A superficial look suggests that these valuations are broadly comparable to those of the Nifty Fifty in 1972. The average PE multiple is somewhat higher, but this is skewed by the fast-growing shares of Amazon, Netflix and Salesforce. The Nifty Fifty didn’t include businesses growing quite as fast as these. When you exclude them, the average PE multiple is more or less the same. Consequently, I’d say it is likely that valuations of high quality large caps are about ‘fair’ on average relative to cyclicals at the moment, though within that some shares may be very undervalued and some very overvalued.
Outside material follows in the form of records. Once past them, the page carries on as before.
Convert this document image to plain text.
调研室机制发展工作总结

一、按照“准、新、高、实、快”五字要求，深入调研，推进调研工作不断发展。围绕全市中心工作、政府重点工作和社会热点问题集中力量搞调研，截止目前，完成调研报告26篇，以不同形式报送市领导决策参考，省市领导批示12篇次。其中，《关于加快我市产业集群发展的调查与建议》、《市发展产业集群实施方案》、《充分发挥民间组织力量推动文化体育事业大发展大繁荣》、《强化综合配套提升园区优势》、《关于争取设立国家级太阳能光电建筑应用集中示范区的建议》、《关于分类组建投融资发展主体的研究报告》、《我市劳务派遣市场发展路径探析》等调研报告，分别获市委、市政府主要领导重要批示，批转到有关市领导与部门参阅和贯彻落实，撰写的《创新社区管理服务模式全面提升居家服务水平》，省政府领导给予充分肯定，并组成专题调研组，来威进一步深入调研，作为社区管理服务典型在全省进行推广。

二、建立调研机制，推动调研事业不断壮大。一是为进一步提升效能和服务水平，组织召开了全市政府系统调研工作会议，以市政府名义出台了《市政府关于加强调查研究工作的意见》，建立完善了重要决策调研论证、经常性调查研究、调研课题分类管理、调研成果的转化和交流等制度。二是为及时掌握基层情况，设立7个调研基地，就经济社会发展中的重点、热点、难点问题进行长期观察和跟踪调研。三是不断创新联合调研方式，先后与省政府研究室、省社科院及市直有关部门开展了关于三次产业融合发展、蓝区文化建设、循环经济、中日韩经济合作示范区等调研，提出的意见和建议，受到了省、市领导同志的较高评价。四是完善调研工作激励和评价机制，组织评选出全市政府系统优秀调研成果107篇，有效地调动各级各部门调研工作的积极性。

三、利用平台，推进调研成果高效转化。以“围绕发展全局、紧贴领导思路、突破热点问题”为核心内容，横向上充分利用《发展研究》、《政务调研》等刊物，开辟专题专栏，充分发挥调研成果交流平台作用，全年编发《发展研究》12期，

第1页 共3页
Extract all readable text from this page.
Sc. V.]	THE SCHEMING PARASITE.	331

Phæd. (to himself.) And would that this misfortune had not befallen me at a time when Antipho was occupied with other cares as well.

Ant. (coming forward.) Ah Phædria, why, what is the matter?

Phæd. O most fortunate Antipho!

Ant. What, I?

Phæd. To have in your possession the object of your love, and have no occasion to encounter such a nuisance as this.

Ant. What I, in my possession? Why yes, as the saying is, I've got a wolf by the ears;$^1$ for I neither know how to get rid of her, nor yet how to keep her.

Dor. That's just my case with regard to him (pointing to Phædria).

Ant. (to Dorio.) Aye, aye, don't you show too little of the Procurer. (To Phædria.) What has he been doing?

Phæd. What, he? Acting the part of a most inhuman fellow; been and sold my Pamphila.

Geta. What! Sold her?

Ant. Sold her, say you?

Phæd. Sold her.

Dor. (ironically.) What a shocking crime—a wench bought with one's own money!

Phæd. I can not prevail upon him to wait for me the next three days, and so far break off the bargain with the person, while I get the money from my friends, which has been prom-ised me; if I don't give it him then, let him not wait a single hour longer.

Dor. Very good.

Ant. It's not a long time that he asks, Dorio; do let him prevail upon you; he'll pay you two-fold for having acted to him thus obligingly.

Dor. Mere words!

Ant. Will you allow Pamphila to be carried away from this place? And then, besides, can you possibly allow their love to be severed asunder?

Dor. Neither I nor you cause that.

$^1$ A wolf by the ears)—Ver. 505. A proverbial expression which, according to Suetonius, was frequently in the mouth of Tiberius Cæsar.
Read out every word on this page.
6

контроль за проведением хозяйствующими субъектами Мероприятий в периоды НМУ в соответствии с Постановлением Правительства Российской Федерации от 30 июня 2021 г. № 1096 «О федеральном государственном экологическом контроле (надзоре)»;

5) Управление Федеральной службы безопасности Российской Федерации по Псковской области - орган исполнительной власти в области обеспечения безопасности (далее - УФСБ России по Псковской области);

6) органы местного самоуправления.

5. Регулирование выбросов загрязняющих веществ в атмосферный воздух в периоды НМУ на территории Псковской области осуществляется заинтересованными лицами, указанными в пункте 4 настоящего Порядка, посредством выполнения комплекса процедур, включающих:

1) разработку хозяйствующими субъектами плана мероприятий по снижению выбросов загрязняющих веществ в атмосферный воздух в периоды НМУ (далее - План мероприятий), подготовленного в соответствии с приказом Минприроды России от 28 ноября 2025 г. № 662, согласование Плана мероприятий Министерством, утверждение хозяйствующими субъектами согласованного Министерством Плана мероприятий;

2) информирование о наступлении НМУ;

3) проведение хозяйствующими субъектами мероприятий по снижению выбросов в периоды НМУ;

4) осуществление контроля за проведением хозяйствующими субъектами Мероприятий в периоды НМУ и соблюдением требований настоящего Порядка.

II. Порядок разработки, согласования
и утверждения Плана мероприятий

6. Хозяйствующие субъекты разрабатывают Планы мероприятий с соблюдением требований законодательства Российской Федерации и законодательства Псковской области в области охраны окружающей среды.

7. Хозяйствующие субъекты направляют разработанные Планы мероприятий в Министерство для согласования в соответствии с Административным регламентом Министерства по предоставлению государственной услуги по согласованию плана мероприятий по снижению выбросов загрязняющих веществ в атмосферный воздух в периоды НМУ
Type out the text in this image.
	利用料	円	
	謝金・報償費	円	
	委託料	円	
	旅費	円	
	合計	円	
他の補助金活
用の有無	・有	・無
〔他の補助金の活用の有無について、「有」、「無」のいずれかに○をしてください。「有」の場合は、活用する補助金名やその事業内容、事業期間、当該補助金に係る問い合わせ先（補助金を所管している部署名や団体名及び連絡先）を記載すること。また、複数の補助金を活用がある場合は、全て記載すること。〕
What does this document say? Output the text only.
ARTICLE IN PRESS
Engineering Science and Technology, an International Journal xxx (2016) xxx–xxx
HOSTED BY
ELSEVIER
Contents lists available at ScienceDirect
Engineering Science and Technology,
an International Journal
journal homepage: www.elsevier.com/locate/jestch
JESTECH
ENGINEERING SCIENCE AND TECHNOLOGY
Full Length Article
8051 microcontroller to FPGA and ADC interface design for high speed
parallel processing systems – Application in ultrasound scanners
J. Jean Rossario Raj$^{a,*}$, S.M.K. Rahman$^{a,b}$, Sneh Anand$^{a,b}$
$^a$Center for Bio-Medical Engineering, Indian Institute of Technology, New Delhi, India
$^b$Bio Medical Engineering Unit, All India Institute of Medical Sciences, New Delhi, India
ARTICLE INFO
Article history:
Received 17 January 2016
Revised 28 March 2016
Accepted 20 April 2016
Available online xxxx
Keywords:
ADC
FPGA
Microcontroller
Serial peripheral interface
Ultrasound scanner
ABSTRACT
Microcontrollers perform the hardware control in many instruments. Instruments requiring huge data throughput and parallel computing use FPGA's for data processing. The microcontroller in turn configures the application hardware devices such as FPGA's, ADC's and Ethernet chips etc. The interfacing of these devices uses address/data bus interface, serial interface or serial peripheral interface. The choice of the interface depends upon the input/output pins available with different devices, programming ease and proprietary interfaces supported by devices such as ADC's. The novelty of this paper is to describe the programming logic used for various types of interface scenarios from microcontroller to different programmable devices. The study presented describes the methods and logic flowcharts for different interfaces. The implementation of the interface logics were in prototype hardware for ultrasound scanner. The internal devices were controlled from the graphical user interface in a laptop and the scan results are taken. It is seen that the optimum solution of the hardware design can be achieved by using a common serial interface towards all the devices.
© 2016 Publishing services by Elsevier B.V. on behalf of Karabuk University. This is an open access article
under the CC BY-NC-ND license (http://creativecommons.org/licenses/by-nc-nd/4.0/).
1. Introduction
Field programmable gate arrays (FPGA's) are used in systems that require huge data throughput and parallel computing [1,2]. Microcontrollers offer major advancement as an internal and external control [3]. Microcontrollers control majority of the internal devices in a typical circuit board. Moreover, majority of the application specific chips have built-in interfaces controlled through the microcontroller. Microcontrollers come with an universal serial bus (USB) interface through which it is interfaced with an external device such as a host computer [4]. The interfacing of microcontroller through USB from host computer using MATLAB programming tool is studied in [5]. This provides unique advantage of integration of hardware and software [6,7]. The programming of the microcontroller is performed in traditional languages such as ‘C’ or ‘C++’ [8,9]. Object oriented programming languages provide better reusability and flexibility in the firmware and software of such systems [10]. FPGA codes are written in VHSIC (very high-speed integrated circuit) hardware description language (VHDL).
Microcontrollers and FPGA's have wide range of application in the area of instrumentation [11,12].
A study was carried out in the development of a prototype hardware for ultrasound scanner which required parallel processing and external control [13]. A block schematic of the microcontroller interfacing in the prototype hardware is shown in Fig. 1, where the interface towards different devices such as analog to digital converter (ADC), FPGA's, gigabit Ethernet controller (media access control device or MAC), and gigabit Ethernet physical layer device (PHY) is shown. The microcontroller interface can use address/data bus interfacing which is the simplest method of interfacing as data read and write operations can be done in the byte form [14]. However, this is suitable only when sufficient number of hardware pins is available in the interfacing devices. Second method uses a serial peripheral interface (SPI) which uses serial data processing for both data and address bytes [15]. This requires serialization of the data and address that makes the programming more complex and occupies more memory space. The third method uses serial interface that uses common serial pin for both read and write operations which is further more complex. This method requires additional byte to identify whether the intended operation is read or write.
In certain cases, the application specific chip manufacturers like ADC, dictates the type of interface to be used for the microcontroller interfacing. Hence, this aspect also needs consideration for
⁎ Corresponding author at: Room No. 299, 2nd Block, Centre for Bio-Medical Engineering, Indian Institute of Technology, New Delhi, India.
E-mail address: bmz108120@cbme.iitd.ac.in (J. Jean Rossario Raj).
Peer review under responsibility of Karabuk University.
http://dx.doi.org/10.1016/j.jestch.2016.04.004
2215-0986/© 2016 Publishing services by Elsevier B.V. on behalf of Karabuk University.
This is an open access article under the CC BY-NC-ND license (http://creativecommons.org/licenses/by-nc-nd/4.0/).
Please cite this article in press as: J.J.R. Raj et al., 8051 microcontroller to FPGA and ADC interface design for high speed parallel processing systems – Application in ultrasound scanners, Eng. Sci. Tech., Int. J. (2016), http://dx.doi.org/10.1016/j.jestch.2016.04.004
A shorter term perspective

We are probably reaching the point at which high valuations imply the long term returns from high quality shares become equivalent to the lower quality cyclicals in the wider market. I don’t think this causes much bother to a buy and hold investor in quality stocks. However, unless you are a true buy and hold investor, you can’t just look at long term valuations. Even if valuations for high quality stocks are still reasonable, previous experience tells us that the market is biased to undervalue quality most of the time and is prone to occasional bouts of irrational short-sighted panic during which the valuation spread collapses. Neil Woodford notes that the spread of valuations is at its highest ever levels and that typically in the past this has preceded a market crash. I’d be inclined to agree with him that the medium term prognosis (5-10 years) for high quality large cap shares is not that great.

While I think this implies a degree of caution is appropriate, valuation in itself is a pretty poor predictor of when a crash will occur. Typically we’d either need overvaluation to reach more extreme levels, like in the dot-com bubble, or for there to be some external catalyst, e.g. from excessive inflation or interest rate rises (as was the case in the late 70s, precipitated by the oil shocks). Excessive caution in advance of a market crash is often more costly than the crash itself.

None of this is cause for me to give up my focus on quality and momentum, but I think it does make sense to pay greater attention to valuations and tilt more to the cheaper shares on my watchlist. Automatically buying small market dips looks like becoming a more and more dangerous strategy.